8. Timeouts and Limits

8.1. Layer Timeouts

Layer	Parameter	Default	Controlled by
Gateway -> upstream (single HTTP call)	`GATEWAY_UPSTREAM_TIMEOUT`	120 s	gateway
Gateway -> HiveTrace (`/process_request/`, `/process_response/`)	`HIVETRACE_TIMEOUT`	60 s	gateway
Gateway -> attachment URL (download)	`HIVETRACE_FILES_TIMEOUT`	60 s	gateway
Gateway -> client: SSE keepalive	`GATEWAY_STREAM_HEARTBEAT_SECONDS`	60 s	gateway

9. Configuration

9.1. Minimum Environment Variables

# Upstream
UPSTREAM_URL=http://litellm:4000

# HiveTrace
HIVETRACE_URL=https://hivetrace.example.com/api
HIVETRACE_APPLICATION_ID=<default app uuid>

# Redis (for per-app policies; optional if blocking is not required)
REDIS_HOST=redis
REDIS_PORT=6379
REDIS_DB=0
REDIS_USER=""
REDIS_PASSWORD="admin"
REDIS_SSL=False

9.2. Behavior When HiveTrace Is Missing

If HIVETRACE_URL is not set, the gateway forwards requests to the upstream without sending telemetry to HiveTrace.
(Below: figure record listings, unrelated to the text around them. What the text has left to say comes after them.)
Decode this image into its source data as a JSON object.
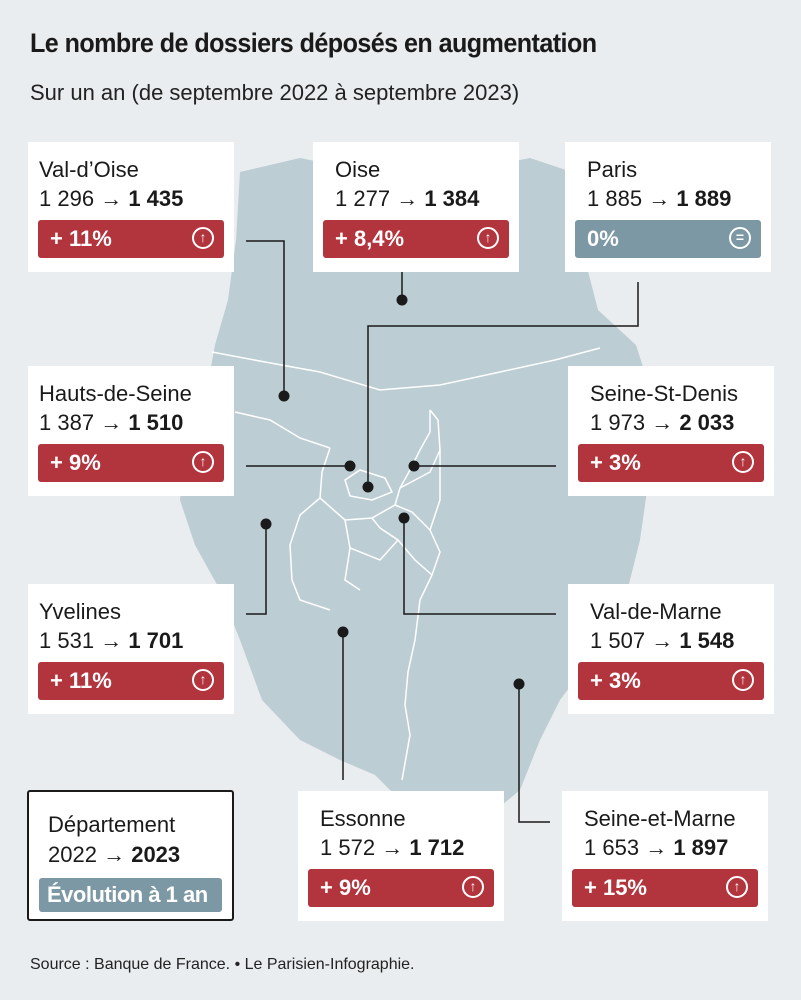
{
  "title": "Le nombre de dossiers déposés en augmentation",
  "subtitle": "Sur un an (de septembre 2022 à septembre 2023)",
  "colors": {
    "increase": "#b2343d",
    "stable": "#7b98a4",
    "map": "#bccdd4",
    "background": "#e9edef"
  },
  "departments": [
    {
      "id": "val-d-oise",
      "name": "Val-d’Oise",
      "v2022": "1 296",
      "v2023": "1 435",
      "arrow": "→",
      "change": "+ 11%",
      "trend": "up",
      "icon": "arrow-up-circle-icon"
    },
    {
      "id": "oise",
      "name": "Oise",
      "v2022": "1 277",
      "v2023": "1 384",
      "arrow": "→",
      "change": "+ 8,4%",
      "trend": "up",
      "icon": "arrow-up-circle-icon"
    },
    {
      "id": "paris",
      "name": "Paris",
      "v2022": "1 885",
      "v2023": "1 889",
      "arrow": "→",
      "change": "0%",
      "trend": "stable",
      "icon": "equals-circle-icon"
    },
    {
      "id": "hauts-de-seine",
      "name": "Hauts-de-Seine",
      "v2022": "1 387",
      "v2023": "1 510",
      "arrow": "→",
      "change": "+ 9%",
      "trend": "up",
      "icon": "arrow-up-circle-icon"
    },
    {
      "id": "seine-st-denis",
      "name": "Seine-St-Denis",
      "v2022": "1 973",
      "v2023": "2 033",
      "arrow": "→",
      "change": "+ 3%",
      "trend": "up",
      "icon": "arrow-up-circle-icon"
    },
    {
      "id": "yvelines",
      "name": "Yvelines",
      "v2022": "1 531",
      "v2023": "1 701",
      "arrow": "→",
      "change": "+ 11%",
      "trend": "up",
      "icon": "arrow-up-circle-icon"
    },
    {
      "id": "val-de-marne",
      "name": "Val-de-Marne",
      "v2022": "1 507",
      "v2023": "1 548",
      "arrow": "→",
      "change": "+ 3%",
      "trend": "up",
      "icon": "arrow-up-circle-icon"
    },
    {
      "id": "essonne",
      "name": "Essonne",
      "v2022": "1 572",
      "v2023": "1 712",
      "arrow": "→",
      "change": "+ 9%",
      "trend": "up",
      "icon": "arrow-up-circle-icon"
    },
    {
      "id": "seine-et-marne",
      "name": "Seine-et-Marne",
      "v2022": "1 653",
      "v2023": "1 897",
      "arrow": "→",
      "change": "+ 15%",
      "trend": "up",
      "icon": "arrow-up-circle-icon"
    }
  ],
  "legend": {
    "label": "Département",
    "year_from": "2022",
    "arrow": "→",
    "year_to": "2023",
    "badge": "Évolution à 1 an"
  },
  "source": "Source : Banque de France. • Le Parisien-Infographie."
}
When the module is imported, a warning is written to stderr: HiveTrace is effectively disabled.

The X-HiveTrace-Api-Key contract is preserved: the key remains required for client requests, although it is effectively unused when there is no HiveTrace connection. This mode is intended for debugging and resilient handling of configuration errors; in deployments, HIVETRACE_URL must be set explicitly.

9.3. Behavior When Redis Is Missing

If Redis is not configured, per-app blocking policies are unavailable; pre-call and post-call telemetry is sent to HiveTrace in async mode by default.